He was hoping-without much confidence-for a little more from the afternoon’s topic, "Forensic Anthropology." At least he knew what it meant. Well, perhaps not precisely, but he could pronounce it, and that was an improvement. He settled back in his chair, his lunch of omelette aux champignons and coffee sitting well inside him, and studied the speaker, who was arranging a few index cards at the head table while the conference chairman droned on with his remarks. Joly glanced again at the program notes:
Dr. Gideon P. Oliver, Professor of Anthropology, University of Washington-Port Angeles. Dr. Oliver has an outstanding reputation in the fields of biological anthropology and human evolution, having authored the distinguished text A Structuro-Functional Approach to Pleistocene Hominid Phylogeny, now in its third edition. He is almost equally well known to the international police community as "The Skeleton Detective" for his remarkable achievements in the forensic analysis of human skeletal remains.
Well, he certainly didn’t look like Joly’s idea of a scientist- cum -skeleton detective.
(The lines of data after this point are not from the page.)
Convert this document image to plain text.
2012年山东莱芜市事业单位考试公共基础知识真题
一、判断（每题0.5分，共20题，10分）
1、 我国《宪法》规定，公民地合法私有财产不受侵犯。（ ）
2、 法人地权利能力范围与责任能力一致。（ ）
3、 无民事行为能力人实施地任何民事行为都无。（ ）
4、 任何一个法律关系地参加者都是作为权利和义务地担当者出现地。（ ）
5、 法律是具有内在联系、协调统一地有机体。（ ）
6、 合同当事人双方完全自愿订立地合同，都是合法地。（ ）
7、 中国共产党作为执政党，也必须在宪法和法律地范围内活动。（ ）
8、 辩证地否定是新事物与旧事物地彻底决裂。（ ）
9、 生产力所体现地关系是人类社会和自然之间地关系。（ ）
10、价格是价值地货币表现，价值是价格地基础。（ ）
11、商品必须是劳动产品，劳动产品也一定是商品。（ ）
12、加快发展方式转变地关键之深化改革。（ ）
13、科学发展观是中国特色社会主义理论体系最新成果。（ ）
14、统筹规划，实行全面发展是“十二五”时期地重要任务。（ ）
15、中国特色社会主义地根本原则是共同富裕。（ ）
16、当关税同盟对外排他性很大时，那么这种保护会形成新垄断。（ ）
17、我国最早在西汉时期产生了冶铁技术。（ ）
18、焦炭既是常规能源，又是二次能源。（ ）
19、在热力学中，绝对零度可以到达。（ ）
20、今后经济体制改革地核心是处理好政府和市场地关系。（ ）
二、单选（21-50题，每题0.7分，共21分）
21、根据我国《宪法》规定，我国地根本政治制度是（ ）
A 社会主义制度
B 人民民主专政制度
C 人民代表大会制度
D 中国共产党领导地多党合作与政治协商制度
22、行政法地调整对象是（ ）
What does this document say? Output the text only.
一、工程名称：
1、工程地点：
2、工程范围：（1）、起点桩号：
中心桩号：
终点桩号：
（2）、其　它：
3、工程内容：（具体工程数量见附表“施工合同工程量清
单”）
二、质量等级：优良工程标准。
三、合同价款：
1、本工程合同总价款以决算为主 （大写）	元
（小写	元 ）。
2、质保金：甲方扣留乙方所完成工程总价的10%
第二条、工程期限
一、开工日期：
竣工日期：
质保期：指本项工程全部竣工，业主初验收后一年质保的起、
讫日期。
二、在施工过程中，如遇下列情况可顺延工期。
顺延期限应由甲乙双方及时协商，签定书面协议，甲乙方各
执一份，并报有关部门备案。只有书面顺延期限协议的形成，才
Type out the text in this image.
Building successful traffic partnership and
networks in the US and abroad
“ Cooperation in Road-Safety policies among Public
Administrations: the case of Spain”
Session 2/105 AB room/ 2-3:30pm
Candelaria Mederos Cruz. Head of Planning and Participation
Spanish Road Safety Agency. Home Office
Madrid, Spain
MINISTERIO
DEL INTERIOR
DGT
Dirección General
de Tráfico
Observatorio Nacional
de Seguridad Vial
Gideon Oliver was no gaunt and dessicated elderly man steeped in the dank aura of the morgue-or more appropriately the shallow grave in the open field. (Professor Wuorinen of the blowflies would have done perfectly.) He was, surprisingly, a big, wide-shouldered man with a broken nose and an easy smile, who looked more like a good-natured prizefighter than a professor. Joly had noticed him during the milling-about of the registration period, talking familiarly with the equally large Hawaiian FBI man-who didn’t look much like the inspector’s idea of an FBI special agent, for that matter. Ah, well, the world was changing.